Sometimes you read a statistic that makes you do a double take.
This is one: almost half of Germans don’t want Angela Merkel to serve a second term.
According to a survey for Bild newspaper, 48 per cent of people said they did not want Mrs Merkel to continue in office after the next German election, due to be held in 2017. In comparison, 44 per cent hoped she remained in power.
‘The Teflon Chancellor’? ‘Mummy Merkel’? Germany’s very own Iron Lady: the most powerful woman in the world? The unflappable leader who steered the European Union back to calmer waters, while keeping her own economy strong?
What's on earth is going on?
Just a few months ago, it seemed Angela Merkel could do no wrong. She was the cherished Chancellor – in the top job since 2005 and beloved back home in Germany, while seemingly bossing around the boked of the European Union on an international stage.
But, suddenly, her shine is beginning to tarnish.
You don’t have to look hard to find the reason why. Mrs Merkel’s decision to throw Germany’s doors open to refugees was the political equivalent of betting all your chips on red. It was always going to be a risky and potentially divisive move.
The German Chancellor is known for her cool, calm political calculation and strategy. Her policy on refugees, however, didn't seem to come from the head but the heart.
According to the latest surveys, 47 per cent of voters think she has handled the crisis badly, compared to just 40 per cent who think she made the right decisions.
At first it seemed the German public were fully behind Mrs Merkel’s open doors immigration policy, and her statement that Syrian migrants would automatically be granted asylum. Crowds of people welcomed refugees at train stations with open arms. Now, though, opposition seems to be growing.
Mrs Merkel has so far refused to back-down from her policy or impose a limit on the number of asylum seekers the country will take.
Some 950,000 are believed to have entered Germany this year – considerably more than the official government forecast of 800,000. The numbers, inevitably, will keep growing. In November alone a record 192,827 asylum seekers crossed into the country, according to border police figures.
An anti-immigration party staged a march in Berlin against migrant policies, with demonstrators chanting “Merkel must go” Credit: AP
Even Mrs Merkel’s own party is getting twitchy. Senior members of the Christian Democrats have tabled alternative proposals for debate at a party conference later this month, including restricting the numbers of asylum seekers allowed in. The Government has also been attempting to compensate for the number of people entering Germany by refusing asylum to all applicants from the Balkans and trying to deport failed claimants as quickly as possible.

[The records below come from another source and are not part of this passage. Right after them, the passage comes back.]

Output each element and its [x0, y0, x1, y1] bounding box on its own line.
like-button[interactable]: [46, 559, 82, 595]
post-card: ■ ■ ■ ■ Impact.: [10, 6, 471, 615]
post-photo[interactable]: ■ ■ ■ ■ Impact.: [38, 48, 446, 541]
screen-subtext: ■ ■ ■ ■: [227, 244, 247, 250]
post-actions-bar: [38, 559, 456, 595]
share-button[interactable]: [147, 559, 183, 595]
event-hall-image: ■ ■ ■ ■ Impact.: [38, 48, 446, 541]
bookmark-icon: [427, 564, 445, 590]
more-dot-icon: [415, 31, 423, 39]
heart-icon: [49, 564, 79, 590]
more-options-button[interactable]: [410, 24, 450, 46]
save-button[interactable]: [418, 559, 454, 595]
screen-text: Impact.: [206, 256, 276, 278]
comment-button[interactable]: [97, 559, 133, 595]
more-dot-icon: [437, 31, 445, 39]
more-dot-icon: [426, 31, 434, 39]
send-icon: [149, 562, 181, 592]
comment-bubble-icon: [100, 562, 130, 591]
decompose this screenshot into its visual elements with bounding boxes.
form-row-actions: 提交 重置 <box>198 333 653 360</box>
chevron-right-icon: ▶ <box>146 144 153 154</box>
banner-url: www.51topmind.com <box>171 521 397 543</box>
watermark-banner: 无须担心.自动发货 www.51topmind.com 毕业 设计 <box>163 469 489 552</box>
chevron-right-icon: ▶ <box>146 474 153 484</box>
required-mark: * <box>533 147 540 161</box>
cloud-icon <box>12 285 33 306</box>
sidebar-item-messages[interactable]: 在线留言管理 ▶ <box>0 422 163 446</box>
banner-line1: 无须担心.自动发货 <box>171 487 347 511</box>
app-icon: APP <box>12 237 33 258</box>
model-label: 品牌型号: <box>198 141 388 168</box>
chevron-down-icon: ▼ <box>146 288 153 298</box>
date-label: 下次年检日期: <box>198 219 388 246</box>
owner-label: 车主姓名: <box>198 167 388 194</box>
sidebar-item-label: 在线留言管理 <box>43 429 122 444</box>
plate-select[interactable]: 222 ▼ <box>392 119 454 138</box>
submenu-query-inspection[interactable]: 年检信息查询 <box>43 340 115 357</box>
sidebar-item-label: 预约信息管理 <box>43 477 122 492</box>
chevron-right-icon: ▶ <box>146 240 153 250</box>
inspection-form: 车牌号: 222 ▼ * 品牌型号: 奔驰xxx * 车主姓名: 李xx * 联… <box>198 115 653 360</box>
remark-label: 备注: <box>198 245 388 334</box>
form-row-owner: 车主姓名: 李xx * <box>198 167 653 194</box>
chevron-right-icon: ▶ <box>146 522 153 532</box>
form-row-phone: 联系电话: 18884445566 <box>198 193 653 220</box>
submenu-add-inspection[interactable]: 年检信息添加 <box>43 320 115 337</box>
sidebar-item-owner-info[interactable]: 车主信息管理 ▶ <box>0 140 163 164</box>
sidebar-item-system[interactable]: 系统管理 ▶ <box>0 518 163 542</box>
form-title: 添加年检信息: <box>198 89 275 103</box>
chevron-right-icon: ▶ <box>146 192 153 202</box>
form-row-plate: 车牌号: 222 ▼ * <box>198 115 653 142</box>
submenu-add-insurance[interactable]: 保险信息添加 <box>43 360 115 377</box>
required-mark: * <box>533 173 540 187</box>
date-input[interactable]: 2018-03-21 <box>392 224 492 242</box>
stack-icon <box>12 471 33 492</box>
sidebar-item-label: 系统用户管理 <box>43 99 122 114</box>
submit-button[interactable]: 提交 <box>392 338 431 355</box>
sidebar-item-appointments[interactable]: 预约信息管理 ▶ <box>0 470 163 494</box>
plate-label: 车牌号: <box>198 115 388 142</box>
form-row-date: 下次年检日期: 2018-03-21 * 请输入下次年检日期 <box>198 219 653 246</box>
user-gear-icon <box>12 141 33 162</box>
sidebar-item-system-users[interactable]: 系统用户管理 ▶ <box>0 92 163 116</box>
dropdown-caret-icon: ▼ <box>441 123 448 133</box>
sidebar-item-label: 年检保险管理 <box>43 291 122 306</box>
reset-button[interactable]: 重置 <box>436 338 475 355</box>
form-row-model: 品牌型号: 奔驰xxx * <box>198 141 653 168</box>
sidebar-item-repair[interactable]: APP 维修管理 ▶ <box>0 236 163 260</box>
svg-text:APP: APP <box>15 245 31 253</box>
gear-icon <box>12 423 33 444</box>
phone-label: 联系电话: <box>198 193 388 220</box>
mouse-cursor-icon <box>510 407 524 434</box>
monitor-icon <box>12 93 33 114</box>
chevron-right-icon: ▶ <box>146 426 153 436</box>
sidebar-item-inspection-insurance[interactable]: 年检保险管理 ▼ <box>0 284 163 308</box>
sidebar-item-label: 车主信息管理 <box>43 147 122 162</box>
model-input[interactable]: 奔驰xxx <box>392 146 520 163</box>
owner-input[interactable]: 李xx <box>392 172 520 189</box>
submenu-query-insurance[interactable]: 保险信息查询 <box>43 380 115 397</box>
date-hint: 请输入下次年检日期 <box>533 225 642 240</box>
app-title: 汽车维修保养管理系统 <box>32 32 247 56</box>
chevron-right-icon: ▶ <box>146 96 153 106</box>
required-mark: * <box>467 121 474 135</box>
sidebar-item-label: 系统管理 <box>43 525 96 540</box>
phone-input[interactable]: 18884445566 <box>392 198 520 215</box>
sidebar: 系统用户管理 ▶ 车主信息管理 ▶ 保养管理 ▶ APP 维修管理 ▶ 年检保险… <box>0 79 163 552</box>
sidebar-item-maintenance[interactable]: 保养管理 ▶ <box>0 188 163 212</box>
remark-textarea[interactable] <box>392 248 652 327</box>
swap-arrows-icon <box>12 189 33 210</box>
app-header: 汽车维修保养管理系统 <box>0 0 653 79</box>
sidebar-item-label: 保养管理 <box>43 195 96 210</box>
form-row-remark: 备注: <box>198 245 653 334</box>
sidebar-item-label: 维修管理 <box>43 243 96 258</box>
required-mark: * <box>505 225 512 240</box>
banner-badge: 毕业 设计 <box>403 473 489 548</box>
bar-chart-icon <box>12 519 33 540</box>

At the beginning of the year it seemed nobody could knock Mrs Merkel from her perch at the pinnacle of German and European politics. Her party was even daring to dream of an overall majority in the 2017 election.
If the Bild poll is anything to go by, this now looks hopeful to say the least.
But it’s important to emphasise that it’s not all disaster for the German Chancellor.
There’s no obvious challenger waiting in the wings, and her party is comfortably ahead in the polls. The Christian Democrats are on 38 per cent compared to their nearest rival, the Social Democrats, on 25 per cent.
So she’s safe… for now.
But if this year of crisis has taught us anything, it’s that politics is a volatile and fickle business. Just ask Jeremy Corbyn.